Perplexity is reportedly looking to fundraise at an $8B valuation: AI search engine Perplexity is in fundraising talks and hopes to raise around $500 million at an $8 billion valuation, according to The Wall Street Journal. The WSJ reports that the company currently receives about 15 million queries a day and brings in around $50 million in annualized revenue.
Anthropic’s latest AI update can use a computer on its own: Anthropic’s latest Claude 3.5 Sonnet AI model has a new feature in public beta that can control a computer by looking at a screen, moving a cursor, clicking buttons, and typing text. The new feature, called “computer use," is available on the API, allowing developers to direct Claude to work on a computer like a human does. Anthropic does caution that computer use is still experimental and can be “cumbersome and error-prone”.

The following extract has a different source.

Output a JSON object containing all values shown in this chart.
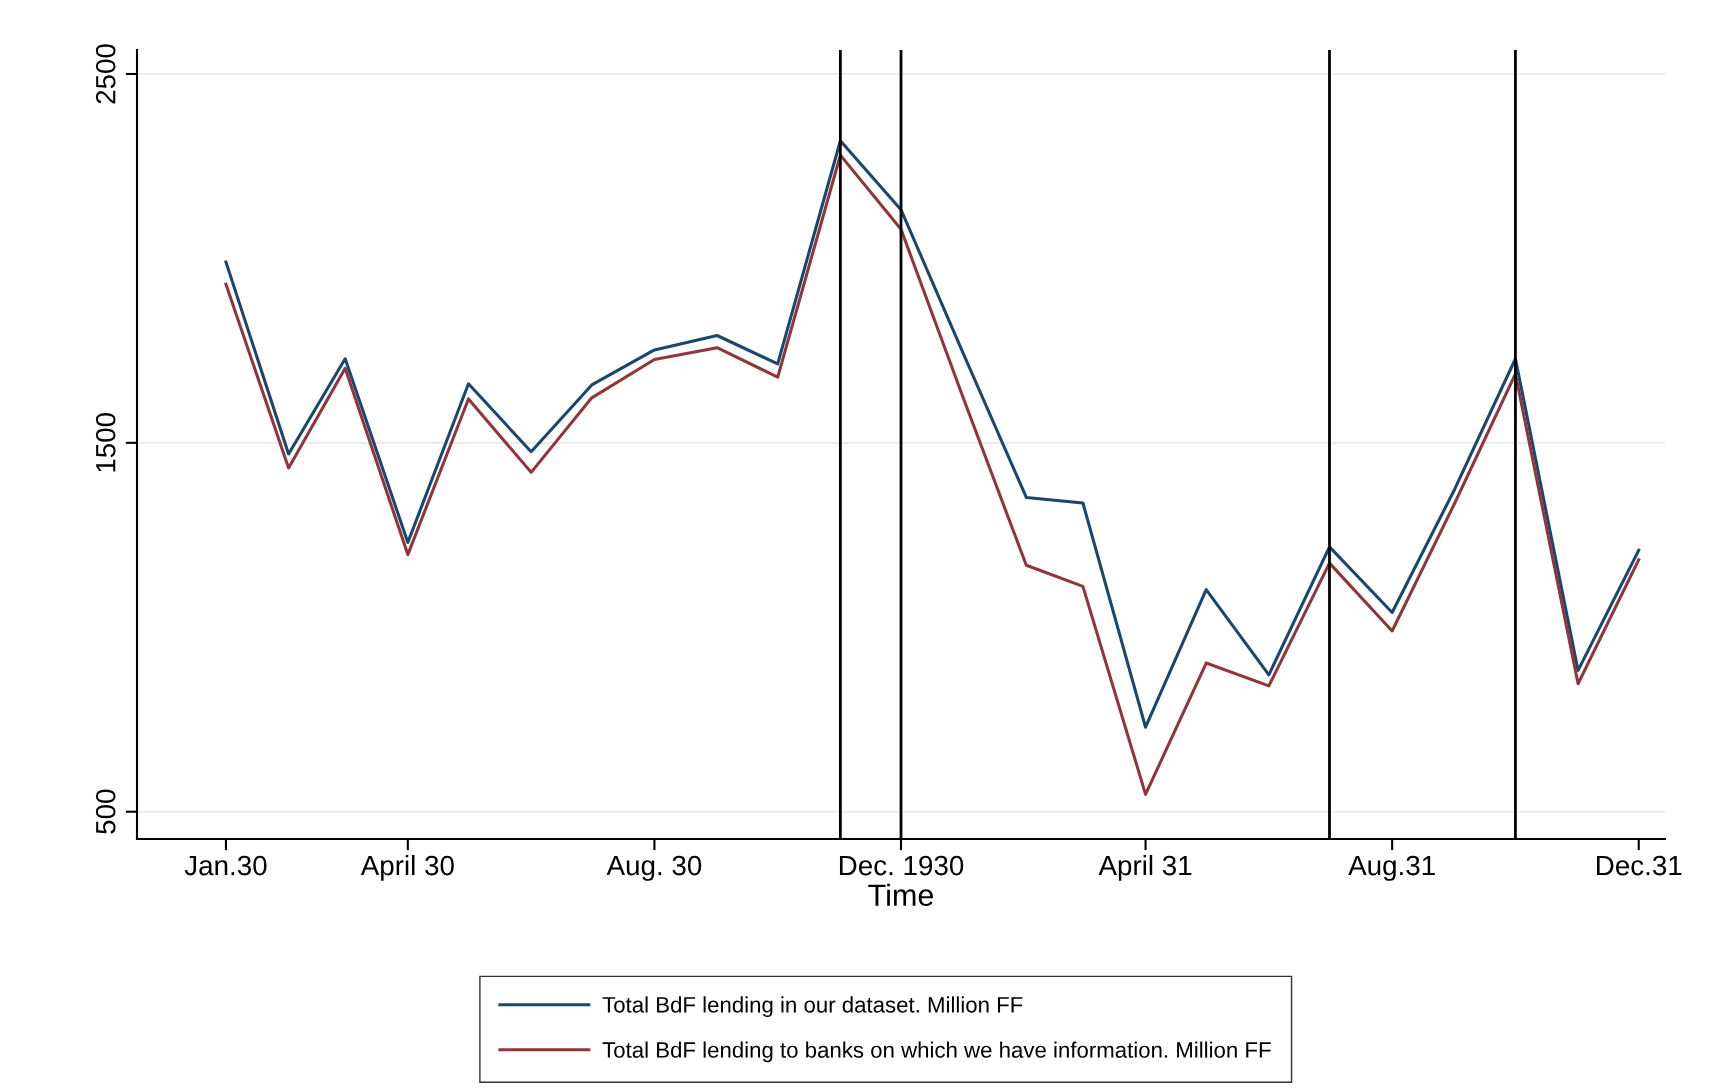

Former OpenAI CTO Mira Murati is reportedly fundraising for a new AI startup: Mira Murati, the OpenAI CTO who announced her departure last month, is raising VC funding for a new AI startup, according to Reuters. This startup will reportedly focus on building AI products based on proprietary models and could raise more than $100 million in this round.
Midjourney plans to let anyone on the web edit images with AI: Midjourney is planning to release an upgraded web tool that’ll let users edit any uploaded images from the web using Midjourney’s generative AI. The upgraded tool, which Midjourney CEO David Holz said will be released “early next week,” will also allow users to retexture objects in images to “repaint” their colors and details according to captions.
Canva has a shiny new text-to-image generator: Canva has added a bunch of new AI features to its web-based design platform, including updates for generating text and video effects and a more powerful text-to-image app. The latter is called “Dream Lab” – a new image generator tool born from Canva’s acquisition of generative AI startup Leonardo.ai earlier this year.